An Introduction to the Implementation of Optuna, a Hyperparameter Optimization Framework
I am Masashi Shibata from the CyberAgent AI Lab (GitHub: @c-bata).
Hyperparameter optimization is one of the most important processes for a machine learning model to deliver high performance. Optuna  is a popular Python library for hyperparameter optimization, and is an easy-to-use and well-designed software that supports a variety of optimization algorithms. This article describes the internal implementations of Optuna, with a main focus on the software aspects.
In order to understand the internal implementations of Optuna, you need to know the roles of the major components and the overall flow of the execution. However, with Optuna actively being developed and the amount of code growing, it has become difficult to get a hold of the overall flow from reading the code. So, I created a tiny program called Minituna. Minituna has three versions with each having 100, 200, and 300 lines of code. The final version is a small program of only about 300 lines, but with a practical pruning algorithm, it is quite authentic.
Minituna: A toy hyperparameter optimization framework intended for understanding Optuna’s internal design.
I have created each version of Minituna with the intention of helping you to understand how Optuna is designed in three steps:
- Understand the main components of Optuna and how they are called
- Understand how to use categorical, integer, and loguniform
- Understand the pruning API and the median stopping rule algorithm
I encourage you to practice reading the Minituna code by typing out its entire code. Once you get a good understanding of how Minituna is designed, it will not be too difficult to read the Optuna code. This article will not cover the simple facts that you can easily read from the Minituna code.

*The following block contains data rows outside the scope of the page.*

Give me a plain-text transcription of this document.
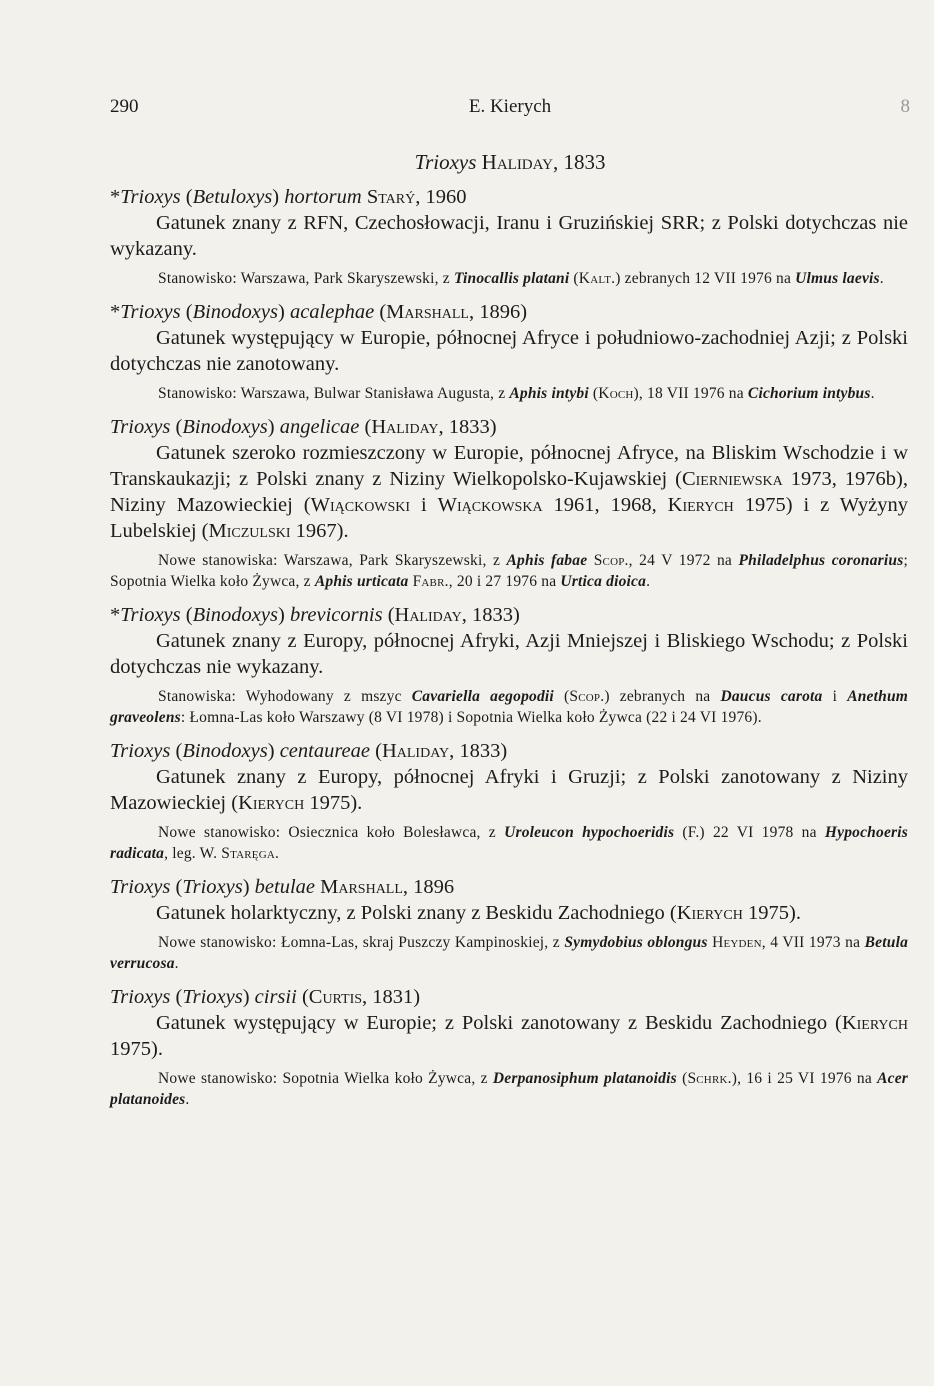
290	E. Kierych	8
Trioxys Haliday, 1833

*Trioxys (Betuloxys) hortorum Starý, 1960

Gatunek znany z RFN, Czechosłowacji, Iranu i Gruzińskiej SRR; z Polski dotychczas nie wykazany.

Stanowisko: Warszawa, Park Skaryszewski, z Tinocallis platani (Kalt.) zebranych 12 VII 1976 na Ulmus laevis.

*Trioxys (Binodoxys) acalephae (Marshall, 1896)

Gatunek występujący w Europie, północnej Afryce i południowo-zachodniej Azji; z Polski dotychczas nie zanotowany.

Stanowisko: Warszawa, Bulwar Stanisława Augusta, z Aphis intybi (Koch), 18 VII 1976 na Cichorium intybus.

Trioxys (Binodoxys) angelicae (Haliday, 1833)

Gatunek szeroko rozmieszczony w Europie, północnej Afryce, na Bliskim Wschodzie i w Transkaukazji; z Polski znany z Niziny Wielkopolsko-Kujawskiej (Cierniewska 1973, 1976b), Niziny Mazowieckiej (Wiąckowski i Wiąckowska 1961, 1968, Kierych 1975) i z Wyżyny Lubelskiej (Miczulski 1967).

Nowe stanowiska: Warszawa, Park Skaryszewski, z Aphis fabae Scop., 24 V 1972 na Philadelphus coronarius; Sopotnia Wielka koło Żywca, z Aphis urticata Fabr., 20 i 27 1976 na Urtica dioica.

*Trioxys (Binodoxys) brevicornis (Haliday, 1833)

Gatunek znany z Europy, północnej Afryki, Azji Mniejszej i Bliskiego Wschodu; z Polski dotychczas nie wykazany.

Stanowiska: Wyhodowany z mszyc Cavariella aegopodii (Scop.) zebranych na Daucus carota i Anethum graveolens: Łomna-Las koło Warszawy (8 VI 1978) i Sopotnia Wielka koło Żywca (22 i 24 VI 1976).

Trioxys (Binodoxys) centaureae (Haliday, 1833)

Gatunek znany z Europy, północnej Afryki i Gruzji; z Polski zanotowany z Niziny Mazowieckiej (Kierych 1975).

Nowe stanowisko: Osiecznica koło Bolesławca, z Uroleucon hypochoeridis (F.) 22 VI 1978 na Hypochoeris radicata, leg. W. Staręga.

Trioxys (Trioxys) betulae Marshall, 1896

Gatunek holarktyczny, z Polski znany z Beskidu Zachodniego (Kierych 1975).

Nowe stanowisko: Łomna-Las, skraj Puszczy Kampinoskiej, z Symydobius oblongus Heyden, 4 VII 1973 na Betula verrucosa.

Trioxys (Trioxys) cirsii (Curtis, 1831)

Gatunek występujący w Europie; z Polski zanotowany z Beskidu Zachodniego (Kierych 1975).

Nowe stanowisko: Sopotnia Wielka koło Żywca, z Derpanosiphum platanoidis (Schrk.), 16 i 25 VI 1976 na Acer platanoides.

Instead, I will try to provide some tips to help you in reading and practicing with the Minituna code, as well as to explain the differences between Minituna and Optuna.
Note that Minituna was implemented based on the Optuna v2.1.0 code. Since v2.4.0 (https://github.com/optuna/optuna/releases/tag/v2.4.0), Optuna has a new interface that can pass multiple objective values in order to support multi-objective optimization. The design has not changed significantly, but you should keep this in mind when reading the Optuna code.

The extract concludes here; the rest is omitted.